Even when it comes to snacking I want to start having better choices, I don't need to power through a share bar of chocolate or tube of Pringles there are much healthier things I could sit and snack on whilst watching TV or whilst I am out and about. Finally for this section I want to make sure I am drinking my 2.5 to 3 litres of water a day as I know that staying hydrated will be a huge benefit for me too plus I don't need all the fizzy drinks I have been having lately.
Cardio
Getting some cardio sessions in will really help me get around that overall course length so I am hoping to increase these as we head towards the event. I am doing a couch to 5k style programme with my coach Emma which should hopefully see me be able to do some solid running rather than walking the course. My step count daily is also going to be increasing so that my legs are getting used to moving more and my overall heart rate hopefully improves due to the increase in movement. Football is also going to be a good way of improving my cardio so I am aiming to attend as many training sessions as possible whilst also playing in as many friendlies as I can in the run up to the Total Warrior event.
Weights
At the moment I have no upper or lower body strength and I know that by hitting the weights more often this will improve, granted in the time frame I currently have I might not get as strong as I hope to however, the training will help me work towards being strong enough to do the obstacles in the event and work towards progressing as the year goes on. The plan for the weights section of the training is to make sure I am doing my two full body sessions set by Emma each week and going to as many of the weight lifting sessions as I can each week. These 3 weights sessions each week will surely help me progress and if I push my self with some progressive overload I should see some big improvements by the time June comes around.
Recover
It is all well and good throwing myself into these sessions but I also need to make sure I am recovering properly so that I am not putting too much pressure on my body. That is why on rest days I won't be being lazy, I will be getting myself out walking to hit my step target and keep my legs moving. The foam roller and massage gun will also be becoming my best friends no doubt as I try keep the aches and pains away. I will be getting the ice bath all set up too as I know mentally some time in here will do me the world of good. Finally recovery wise I will be making sure I am getting a good 8 hours minimum sleep each night as I know this will give my body the time it needs to recover and also help me feel more refreshed the following day.

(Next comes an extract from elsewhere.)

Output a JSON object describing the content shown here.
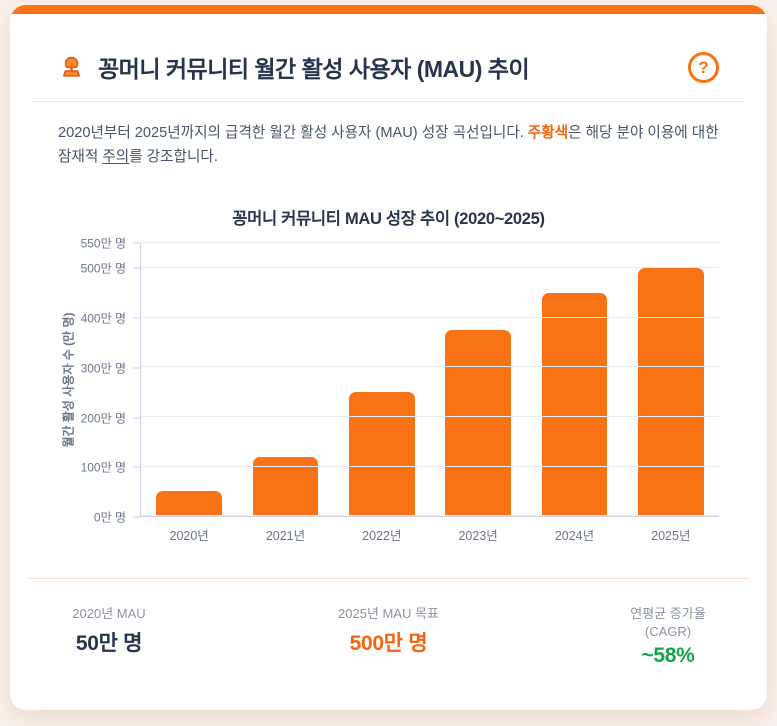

The countdown is now well and truly on for this event and I know I could really be doing with making a lot of progress before this takes place. All I do know is that I am really excited to see any differences I can make in my body in the run up to the event as if I stick to this plan I should soon start to see a big difference.
As I say this is going to be a huge challenge and a big step out of my comfort zone but I am looking forward to seeing how I get on.